Various Books by Philip José Farmer

These are classic pulp novels, not particularly well-written but quickly written. Our library includes the first five volumes of the World of Tiers series. I once owned and read Farmer’s Riverworld series, but I no longer have copies. There’s also a copy of Fire and the Night, an early pulp novel about an interracial relationship, and Venus on the Half-Shell, published under the pseudonym “Kilgore Trout,” a fictional character that appears in the works of Kurt Vonnegut. The plot, in which Earth is destroyed and the protagonist travels in search of the “Definitive Answer to the Ultimate Question,” inspired Douglas Adams’s The Hitchhiker’s Guide to the Galaxy. It also cost me a question in a High School quiz game broadcast locally in Erie, PA. The question asked us to identify the painting Venus Rising by Boticelli. I, of course, confidently slammed down the buzzer and called it “Venus on the Half Shell,” which I had recently read. Fortunately my team was pretty far behind, so answering that question correctly would not have prevented our defeat.
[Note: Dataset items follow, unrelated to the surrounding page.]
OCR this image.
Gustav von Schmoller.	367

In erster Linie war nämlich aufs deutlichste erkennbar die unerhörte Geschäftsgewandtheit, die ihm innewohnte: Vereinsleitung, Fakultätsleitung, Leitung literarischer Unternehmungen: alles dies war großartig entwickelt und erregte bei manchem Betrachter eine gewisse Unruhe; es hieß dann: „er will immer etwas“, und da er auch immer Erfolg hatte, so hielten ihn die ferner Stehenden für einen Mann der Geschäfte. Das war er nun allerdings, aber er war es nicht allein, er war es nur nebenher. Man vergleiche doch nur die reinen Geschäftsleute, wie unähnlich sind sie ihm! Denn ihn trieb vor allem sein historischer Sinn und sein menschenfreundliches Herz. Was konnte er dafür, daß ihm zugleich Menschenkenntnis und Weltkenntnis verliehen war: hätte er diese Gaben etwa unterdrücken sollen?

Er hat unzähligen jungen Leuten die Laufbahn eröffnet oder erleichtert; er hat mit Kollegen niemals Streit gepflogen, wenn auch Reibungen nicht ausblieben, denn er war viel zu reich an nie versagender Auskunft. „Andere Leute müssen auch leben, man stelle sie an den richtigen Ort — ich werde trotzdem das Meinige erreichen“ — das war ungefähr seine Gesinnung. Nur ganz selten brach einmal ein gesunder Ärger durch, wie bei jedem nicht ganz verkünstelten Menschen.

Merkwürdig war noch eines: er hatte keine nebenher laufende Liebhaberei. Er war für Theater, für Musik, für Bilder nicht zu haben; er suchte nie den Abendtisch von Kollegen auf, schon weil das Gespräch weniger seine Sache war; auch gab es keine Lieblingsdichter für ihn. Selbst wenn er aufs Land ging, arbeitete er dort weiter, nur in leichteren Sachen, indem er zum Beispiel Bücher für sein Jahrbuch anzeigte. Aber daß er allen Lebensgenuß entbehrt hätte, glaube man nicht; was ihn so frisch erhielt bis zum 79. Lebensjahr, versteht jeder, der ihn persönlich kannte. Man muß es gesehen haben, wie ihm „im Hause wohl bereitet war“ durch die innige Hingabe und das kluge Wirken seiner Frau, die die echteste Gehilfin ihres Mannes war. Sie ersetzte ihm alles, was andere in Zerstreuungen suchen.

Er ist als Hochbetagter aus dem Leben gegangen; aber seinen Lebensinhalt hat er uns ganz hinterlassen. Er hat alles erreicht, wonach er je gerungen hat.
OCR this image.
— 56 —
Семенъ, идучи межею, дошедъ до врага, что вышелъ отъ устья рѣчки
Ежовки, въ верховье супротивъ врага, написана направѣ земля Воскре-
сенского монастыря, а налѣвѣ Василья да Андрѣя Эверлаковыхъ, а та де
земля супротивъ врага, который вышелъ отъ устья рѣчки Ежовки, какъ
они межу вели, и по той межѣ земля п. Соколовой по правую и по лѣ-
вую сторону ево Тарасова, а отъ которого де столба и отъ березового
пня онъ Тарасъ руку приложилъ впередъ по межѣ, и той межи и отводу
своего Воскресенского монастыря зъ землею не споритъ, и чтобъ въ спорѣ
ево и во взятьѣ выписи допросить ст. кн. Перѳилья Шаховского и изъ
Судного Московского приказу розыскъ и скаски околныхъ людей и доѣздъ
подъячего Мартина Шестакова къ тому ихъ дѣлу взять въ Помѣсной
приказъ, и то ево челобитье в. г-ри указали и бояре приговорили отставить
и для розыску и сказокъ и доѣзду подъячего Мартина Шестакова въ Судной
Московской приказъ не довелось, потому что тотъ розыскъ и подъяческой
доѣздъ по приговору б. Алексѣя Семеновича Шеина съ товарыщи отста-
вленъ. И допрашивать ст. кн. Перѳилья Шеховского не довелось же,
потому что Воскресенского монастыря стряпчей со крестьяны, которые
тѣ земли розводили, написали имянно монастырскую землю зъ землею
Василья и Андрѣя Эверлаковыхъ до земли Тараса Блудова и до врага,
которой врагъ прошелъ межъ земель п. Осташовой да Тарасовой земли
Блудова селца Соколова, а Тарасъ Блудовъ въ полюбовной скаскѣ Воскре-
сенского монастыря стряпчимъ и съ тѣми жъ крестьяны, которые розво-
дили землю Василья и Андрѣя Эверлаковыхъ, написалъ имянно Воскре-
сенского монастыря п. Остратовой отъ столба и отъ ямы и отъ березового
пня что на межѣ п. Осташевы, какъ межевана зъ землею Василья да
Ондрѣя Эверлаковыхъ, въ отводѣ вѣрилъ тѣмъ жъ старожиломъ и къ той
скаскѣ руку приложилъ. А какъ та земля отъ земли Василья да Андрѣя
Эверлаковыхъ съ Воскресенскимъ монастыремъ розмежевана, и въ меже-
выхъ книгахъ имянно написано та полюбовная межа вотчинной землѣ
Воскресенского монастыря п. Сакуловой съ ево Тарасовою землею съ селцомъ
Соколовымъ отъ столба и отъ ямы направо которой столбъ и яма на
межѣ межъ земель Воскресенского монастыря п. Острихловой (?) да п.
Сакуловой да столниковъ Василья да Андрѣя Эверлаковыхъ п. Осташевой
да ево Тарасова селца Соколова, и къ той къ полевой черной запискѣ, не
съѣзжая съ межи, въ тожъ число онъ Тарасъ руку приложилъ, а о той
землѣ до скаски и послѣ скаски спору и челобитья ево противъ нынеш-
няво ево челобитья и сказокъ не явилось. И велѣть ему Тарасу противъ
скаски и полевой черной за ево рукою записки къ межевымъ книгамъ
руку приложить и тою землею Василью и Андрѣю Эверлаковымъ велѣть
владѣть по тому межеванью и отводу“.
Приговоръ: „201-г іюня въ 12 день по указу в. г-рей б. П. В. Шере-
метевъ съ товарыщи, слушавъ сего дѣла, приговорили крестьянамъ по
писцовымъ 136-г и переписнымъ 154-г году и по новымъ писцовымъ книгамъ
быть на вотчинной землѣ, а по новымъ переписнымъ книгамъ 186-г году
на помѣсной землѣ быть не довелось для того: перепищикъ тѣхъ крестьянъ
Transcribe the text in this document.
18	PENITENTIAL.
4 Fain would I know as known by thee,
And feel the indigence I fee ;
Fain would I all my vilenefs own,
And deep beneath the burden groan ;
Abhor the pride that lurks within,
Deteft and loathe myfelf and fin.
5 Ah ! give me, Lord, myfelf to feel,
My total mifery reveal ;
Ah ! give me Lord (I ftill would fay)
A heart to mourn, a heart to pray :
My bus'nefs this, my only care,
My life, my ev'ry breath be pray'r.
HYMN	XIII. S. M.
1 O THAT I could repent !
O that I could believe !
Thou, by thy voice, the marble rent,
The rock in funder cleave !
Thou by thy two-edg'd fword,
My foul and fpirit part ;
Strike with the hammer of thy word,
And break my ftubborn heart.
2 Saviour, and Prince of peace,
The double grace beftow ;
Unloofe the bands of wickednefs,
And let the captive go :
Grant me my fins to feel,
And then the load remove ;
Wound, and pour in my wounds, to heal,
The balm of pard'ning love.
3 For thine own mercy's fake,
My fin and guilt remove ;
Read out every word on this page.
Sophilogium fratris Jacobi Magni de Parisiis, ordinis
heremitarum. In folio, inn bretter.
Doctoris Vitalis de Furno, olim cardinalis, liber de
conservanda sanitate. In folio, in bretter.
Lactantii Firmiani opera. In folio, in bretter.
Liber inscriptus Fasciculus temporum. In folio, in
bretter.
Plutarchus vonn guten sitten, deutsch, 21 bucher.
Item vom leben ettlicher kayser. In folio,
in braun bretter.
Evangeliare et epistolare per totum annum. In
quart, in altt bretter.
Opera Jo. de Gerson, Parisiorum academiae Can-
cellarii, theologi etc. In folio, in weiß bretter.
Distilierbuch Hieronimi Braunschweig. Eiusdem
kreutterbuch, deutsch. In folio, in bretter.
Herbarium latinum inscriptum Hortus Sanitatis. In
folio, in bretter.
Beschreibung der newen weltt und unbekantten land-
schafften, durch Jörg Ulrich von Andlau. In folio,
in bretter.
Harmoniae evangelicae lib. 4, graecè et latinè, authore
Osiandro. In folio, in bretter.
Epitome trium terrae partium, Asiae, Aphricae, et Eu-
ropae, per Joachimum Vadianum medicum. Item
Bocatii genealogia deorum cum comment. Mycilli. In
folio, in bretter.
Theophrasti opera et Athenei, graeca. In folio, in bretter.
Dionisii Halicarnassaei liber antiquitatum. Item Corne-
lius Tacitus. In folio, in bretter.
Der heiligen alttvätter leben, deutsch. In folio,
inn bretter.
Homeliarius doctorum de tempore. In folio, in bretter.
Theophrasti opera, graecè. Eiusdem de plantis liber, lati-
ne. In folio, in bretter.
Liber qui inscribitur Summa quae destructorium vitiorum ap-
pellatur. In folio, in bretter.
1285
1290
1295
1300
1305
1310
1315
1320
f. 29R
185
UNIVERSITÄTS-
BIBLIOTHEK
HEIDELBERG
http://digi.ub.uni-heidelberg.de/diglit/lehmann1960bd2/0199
Various Books by David Gerrold

David Gerrold is best-known for writing “The Trouble with Tribbles” for the original Star Trek TV series. He also worked on the children’s TV show Land of the Lost. He’s credited with writing three episodes, and co-writing two more during season 1. Accounts vary; some sources call him the season 1 story editor, and some call him the head writer. In addition to his work as a screenwriter, he also wrote a number of influential science fiction novels including The Man Who Folded Himself, a time-travel story, and When HARLIE Was One, about an artificial intelligence. He later revised this book into When HARLIE Was One, Release 2.0, which is also in our library.

Jim Butcher’s Dresden Files Novels

All seventeen volumes of the Dresden Files are now in the libary; most of them are in the mass-market paperback section, but there are also some hardcovers, filed with the hardcover science fiction novels.

John Christopher’s Tripods Series

This series consists of three novels, The White Mountains (1967), The City of Gold and Lead (also 1967), and The Pool of Fire (1968). In this post-apocalyptic story, humans are ruled over by giant tripods (three-legged walking machines), similar to the tripods described in The War of the Worlds by H. G. Wells. I read this series as a young child, although I don’t recall it very well. I think it would feel very familiar if I read it again, though. For one thing, it contains a lot of story beats that we’ve seen repeated in countless movies and TV shows, such as the “secret surgically-implanted tracking device.” We’ve seen this trope used in Stargate: Atlantis, but it’s also in The Matrix, Spy Kids 2, Black Widow, and “The Blessing Way,” an episode from Season 3 of The X-Files. We should be getting a a used set of Season 3 DVDs in the mail soon.

That seems like as good a place to stop as any. Have a great week!